Alors, que fait Harris ? Elle ne fait pas campagne avec le populaire Bernie. Elle fait beaucoup de publicité et fait campagne avec Liz Cheney, qui a soutenu les criminels de guerre Dick Cheney et G.W. Bush dans leur invasion criminelle et leur sociocide de l’Irak, qui a coûté la vie à plus d’un million d’Irakiens innocents et a laissé ce pays en ruines. Liz Cheney, une opposante républicaine avouée de Trump, est également une corporatiste confirmée. Ce n’est pas en oubliant Sanders et en annonçant Cheney que l’on parviendra à mobiliser les électeurs à bas salaires, qui représentent une bonne partie des 85 millions de non-votants éligibles prévus pour les élections de mardi prochain.
Incapable de s’adapter, le Parti démocrate continue de déverser des milliards de dollars dans les mêmes publicités médiocres montrant que Trump n’est pas apte à exercer ses fonctions. Ces spots vidéo répétitifs ont maintenant atteint un rendement décroissant en tant qu’outil d’incitation au vote.
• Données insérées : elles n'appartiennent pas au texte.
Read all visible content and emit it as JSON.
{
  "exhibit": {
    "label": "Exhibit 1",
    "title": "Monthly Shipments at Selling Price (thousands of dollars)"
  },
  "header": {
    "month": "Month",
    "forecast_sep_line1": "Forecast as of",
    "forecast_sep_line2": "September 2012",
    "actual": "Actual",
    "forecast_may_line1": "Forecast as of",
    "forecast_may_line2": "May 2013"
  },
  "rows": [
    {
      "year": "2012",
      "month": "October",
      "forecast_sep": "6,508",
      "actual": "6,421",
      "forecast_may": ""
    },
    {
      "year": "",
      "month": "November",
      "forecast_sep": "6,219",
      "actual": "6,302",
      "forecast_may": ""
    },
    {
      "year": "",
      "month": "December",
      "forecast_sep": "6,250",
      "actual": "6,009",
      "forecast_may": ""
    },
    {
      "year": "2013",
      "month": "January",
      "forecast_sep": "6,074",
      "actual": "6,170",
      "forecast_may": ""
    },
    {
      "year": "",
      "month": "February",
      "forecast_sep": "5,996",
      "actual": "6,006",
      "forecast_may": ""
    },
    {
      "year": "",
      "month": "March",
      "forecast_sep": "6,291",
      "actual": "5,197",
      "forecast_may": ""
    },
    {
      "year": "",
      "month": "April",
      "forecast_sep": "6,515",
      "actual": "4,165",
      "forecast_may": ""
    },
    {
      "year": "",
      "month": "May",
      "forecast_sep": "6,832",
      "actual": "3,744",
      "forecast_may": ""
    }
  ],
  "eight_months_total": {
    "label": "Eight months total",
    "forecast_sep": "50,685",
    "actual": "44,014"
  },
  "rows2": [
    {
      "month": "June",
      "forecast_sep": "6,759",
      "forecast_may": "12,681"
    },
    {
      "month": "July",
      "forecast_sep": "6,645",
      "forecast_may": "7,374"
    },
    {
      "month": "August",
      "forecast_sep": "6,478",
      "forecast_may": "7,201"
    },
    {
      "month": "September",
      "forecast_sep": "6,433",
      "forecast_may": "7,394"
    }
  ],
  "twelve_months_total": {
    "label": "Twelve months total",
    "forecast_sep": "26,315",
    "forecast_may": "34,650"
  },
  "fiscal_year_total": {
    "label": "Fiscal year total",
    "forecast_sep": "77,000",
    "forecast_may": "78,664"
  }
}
Presque tout le monde s’est déjà fait une opinion sur les défauts de Trump.
Les publicités devraient rapidement s’attacher à surmonter l’étonnante amnésie d’une majorité d’électeurs qui pensent que leur situation économique était meilleure sous le mandat de Trump que sous celui de Biden. Ils ont oublié que Trump a mis fin à tous les efforts visant à garantir un système d’assurance-maladie pour tous, à promulguer des salaires minimums plus élevés et à mettre en œuvre des mesures de répression contre les entreprises escrocs qui soutirent de l’argent au peuple américain. Pendant ce temps, il se moquait de la pandémie imminente de Covid-19 et qualifiait les catastrophes climatiques intenses de « canulars ». Ses retards mortels concernant le Covid ont entraîné la perte évitable de quelque 300 000 vies américaines et aggravé la récession qui en découle. Les publicités du Parti démocrate ont largement fait l’impasse sur ce bilan abyssal, tout en se concentrant à grands frais sur Trump personnellement.
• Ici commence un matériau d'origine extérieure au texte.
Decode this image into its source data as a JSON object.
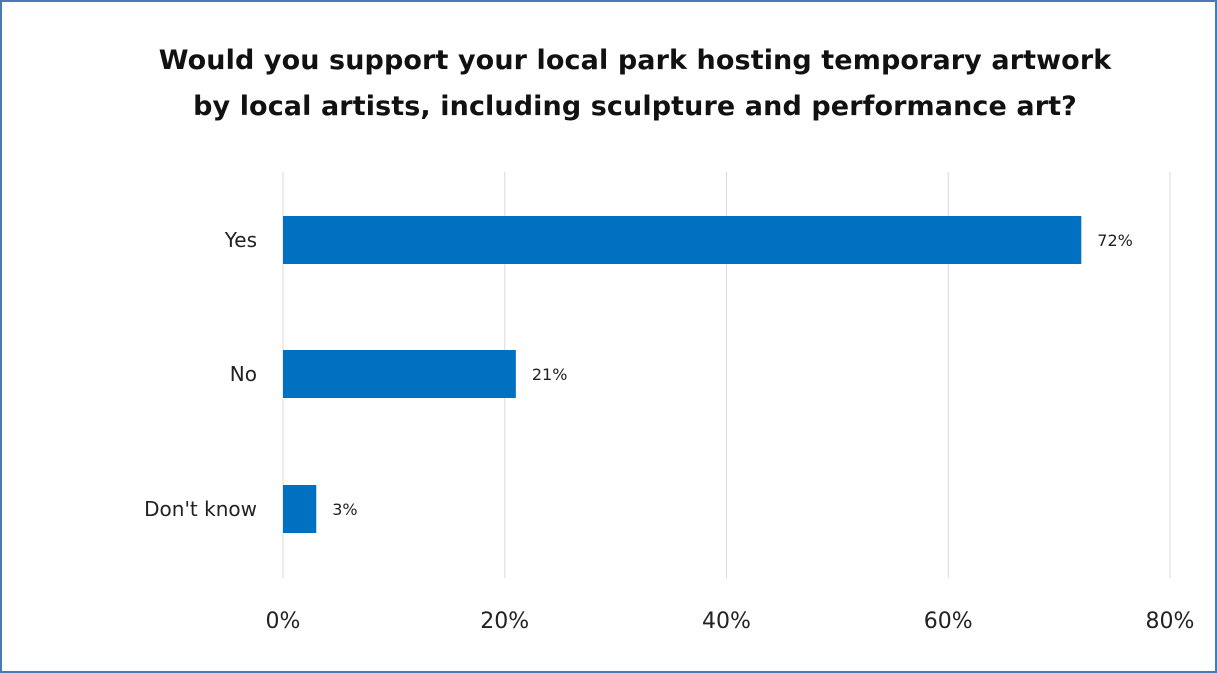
{
  "chart_data": {
    "type": "bar",
    "orientation": "horizontal",
    "title": "Would you support your local park hosting temporary artwork by local artists, including sculpture and performance art?",
    "title_lines": [
      "Would you support your local park hosting temporary artwork",
      "by local artists, including sculpture and performance art?"
    ],
    "categories": [
      "Yes",
      "No",
      "Don't know"
    ],
    "values": [
      72,
      21,
      3
    ],
    "value_labels": [
      "72%",
      "21%",
      "3%"
    ],
    "xlim": [
      0,
      80
    ],
    "xticks": [
      0,
      20,
      40,
      60,
      80
    ],
    "xtick_labels": [
      "0%",
      "20%",
      "40%",
      "60%",
      "80%"
    ],
    "grid": "vertical",
    "legend": "none",
    "bar_color": "#0070c0",
    "grid_color": "#d9d9d9",
    "border_color": "#4a7ab5"
  }
}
Au lieu de s’aligner sur les syndicats et les groupes civiques progressistes qui œuvrent en faveur de tous les citoyens, Mme Harris fait les yeux doux aux patrons des grandes entreprises, renonçant ainsi aux opportunités médiatiques et vidéo qui lui permettraient de s’aligner sur les groupes pro-parti qui comptent des millions de membres.
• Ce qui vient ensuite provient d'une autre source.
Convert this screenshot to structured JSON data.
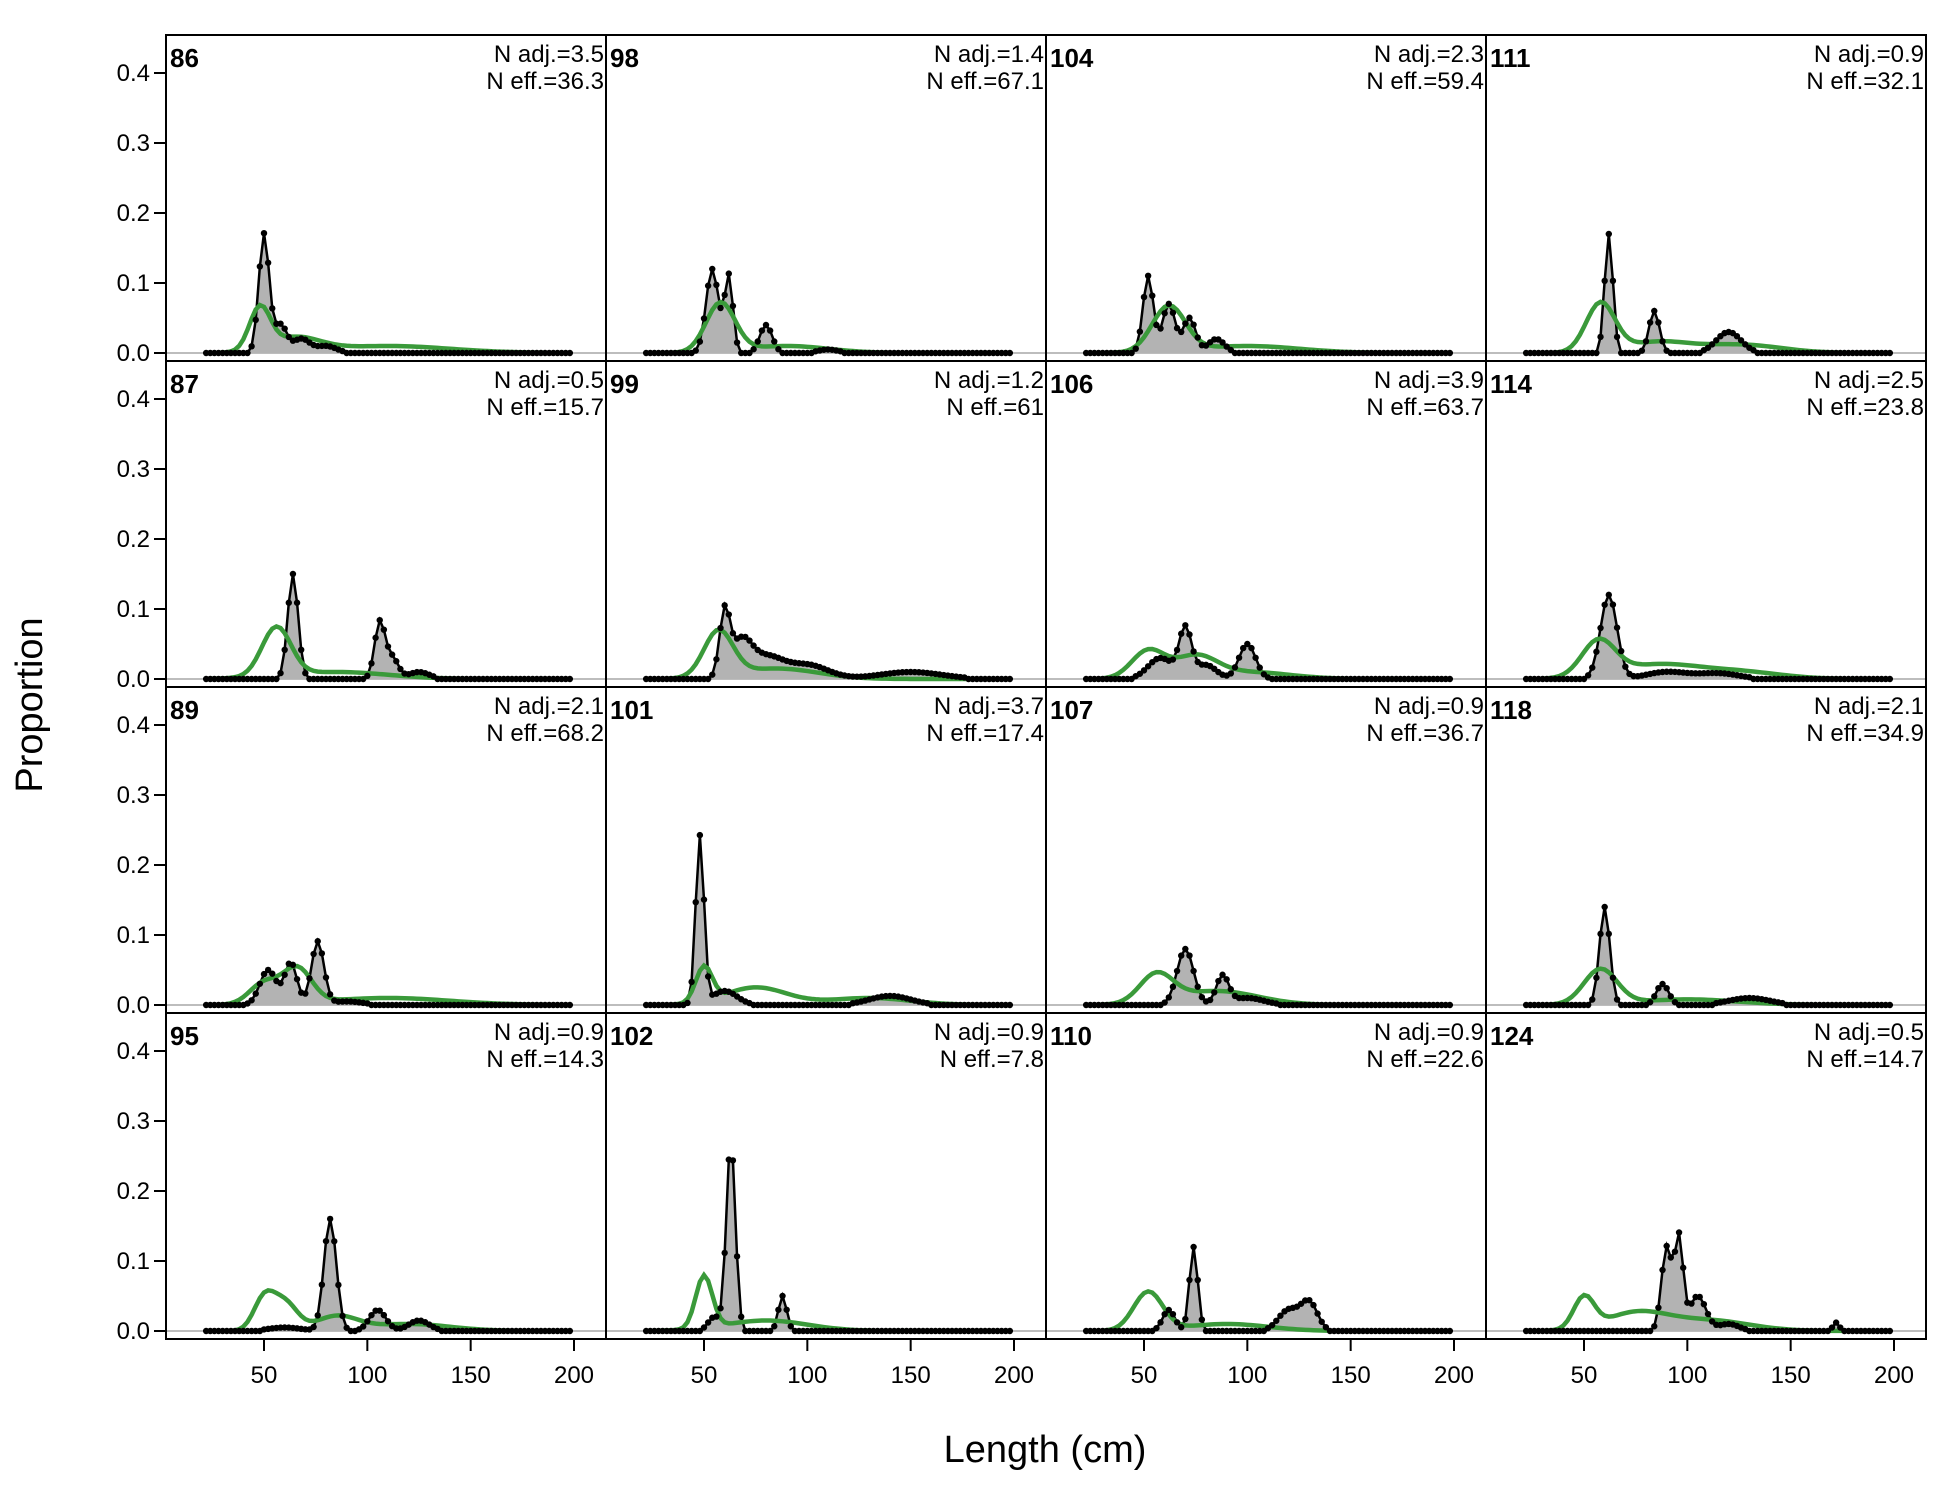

Mme Harris n’a guère tiré de leçons de la défaite désastreuse d’Hillary Clinton face à Trump en 2016. Elle continue de soutenir l’empire américain et, malgré des tons plus doux, s’aligne sur l’armement massif et l’engagement diplomatique de Bibi-Biden avec le génocide des Palestiniens et maintenant des Libanais par le méga-terroriste Netanyahou.
Elle ne peut même pas se résoudre à proposer des négociations de paix immédiates sur la guerre russo-ukrainienne qui s’enlise mois après mois et fait de nombreuses victimes dans les deux camps. Ces prises de position la sépareraient un peu de l’Union européenne.